How to use label_from_df in data block api

Hi,

I have a dataframe that has a list of filenames and a target column but I can’t seem to figure out how to use label_from_df.

Is the filename in the df supposed to have the full path or just the path after the “path”?
Is the filename in the df supposed to have the filename extension or just the part without the extension (“suffix”)?
Can label_from_df be used for regression or only for classification?

This is my df:
image

this is how i am trying to call label_from_df:

path = Path(’/home/matt/Dropbox (Centosette)/transfer/regression/test1/images’)
data = (ImageFileList.from_folder(path)
.label_from_df(df, ‘filename’, ‘y_coordinate’)
)

It’s a good thing no one answered this yesterday cuz however its supposed to be used its changed since then!

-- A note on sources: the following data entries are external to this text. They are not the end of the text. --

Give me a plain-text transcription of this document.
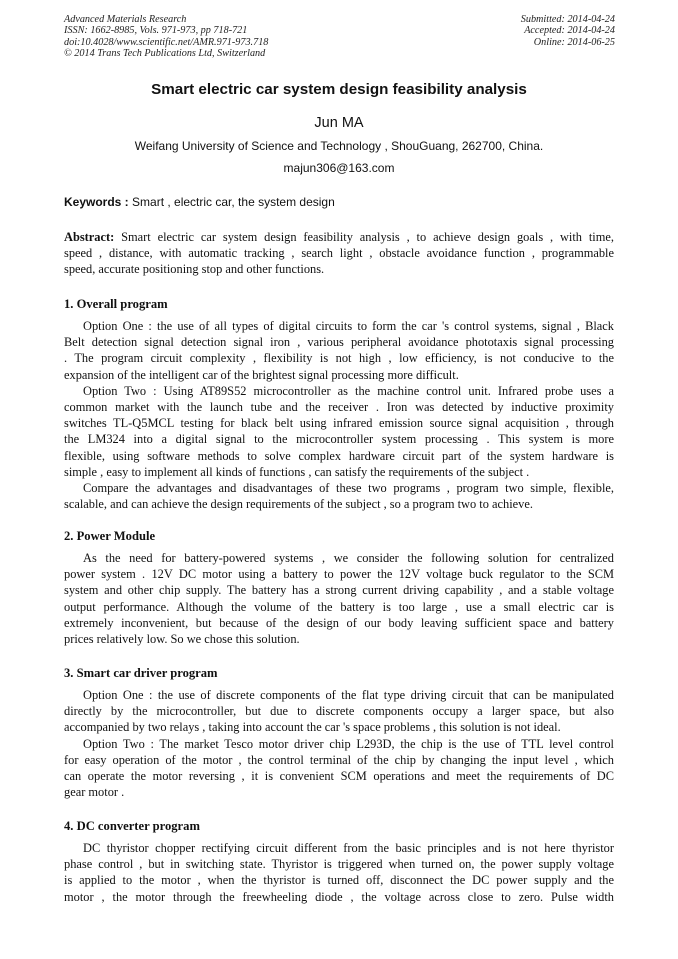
Advanced Materials Research
ISSN: 1662-8985, Vols. 971-973, pp 718-721
doi:10.4028/www.scientific.net/AMR.971-973.718
© 2014 Trans Tech Publications Ltd, Switzerland
Submitted: 2014-04-24
Accepted: 2014-04-24
Online: 2014-06-25
Smart electric car system design feasibility analysis
Jun MA
Weifang University of Science and Technology , ShouGuang, 262700, China.
majun306@163.com
Keywords : Smart , electric car, the system design
Abstract: Smart electric car system design feasibility analysis , to achieve design goals , with time,
speed , distance, with automatic tracking , search light , obstacle avoidance function , programmable
speed, accurate positioning stop and other functions.
1. Overall program
Option One : the use of all types of digital circuits to form the car 's control systems, signal , Black
Belt detection signal detection signal iron , various peripheral avoidance phototaxis signal processing
. The program circuit complexity , flexibility is not high , low efficiency, is not conducive to the
expansion of the intelligent car of the brightest signal processing more difficult.
Option Two : Using AT89S52 microcontroller as the machine control unit. Infrared probe uses a
common market with the launch tube and the receiver . Iron was detected by inductive proximity
switches TL-Q5MCL testing for black belt using infrared emission source signal acquisition , through
the LM324 into a digital signal to the microcontroller system processing . This system is more
flexible, using software methods to solve complex hardware circuit part of the system hardware is
simple , easy to implement all kinds of functions , can satisfy the requirements of the subject .
Compare the advantages and disadvantages of these two programs , program two simple, flexible,
scalable, and can achieve the design requirements of the subject , so a program two to achieve.
2. Power Module
As the need for battery-powered systems , we consider the following solution for centralized
power system . 12V DC motor using a battery to power the 12V voltage buck regulator to the SCM
system and other chip supply. The battery has a strong current driving capability , and a stable voltage
output performance. Although the volume of the battery is too large , use a small electric car is
extremely inconvenient, but because of the design of our body leaving sufficient space and battery
prices relatively low. So we chose this solution.
3. Smart car driver program
Option One : the use of discrete components of the flat type driving circuit that can be manipulated
directly by the microcontroller, but due to discrete components occupy a larger space, but also
accompanied by two relays , taking into account the car 's space problems , this solution is not ideal.
Option Two : The market Tesco motor driver chip L293D, the chip is the use of TTL level control
for easy operation of the motor , the control terminal of the chip by changing the input level , which
can operate the motor reversing , it is convenient SCM operations and meet the requirements of DC
gear motor .
4. DC converter program
DC thyristor chopper rectifying circuit different from the basic principles and is not here thyristor
phase control , but in switching state. Thyristor is triggered when turned on, the power supply voltage
is applied to the motor , when the thyristor is turned off, disconnect the DC power supply and the
motor , the motor through the freewheeling diode , the voltage across close to zero. Pulse width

I’m making some progress with this code:

data = (ImageItemList.from_df(df, path, col='filename', suffix=".png")
        .random_split_by_pct()
        .label_from_df('y_coordinate')
        .databunch()
       )

my dataframe has 2 columns. 1 named filename and 1 named y_coordinate with my regression target.

2 Likes

@source99, AFAIK label_from_df is meant for classification

I was able to get it working with regression because my target column is type float.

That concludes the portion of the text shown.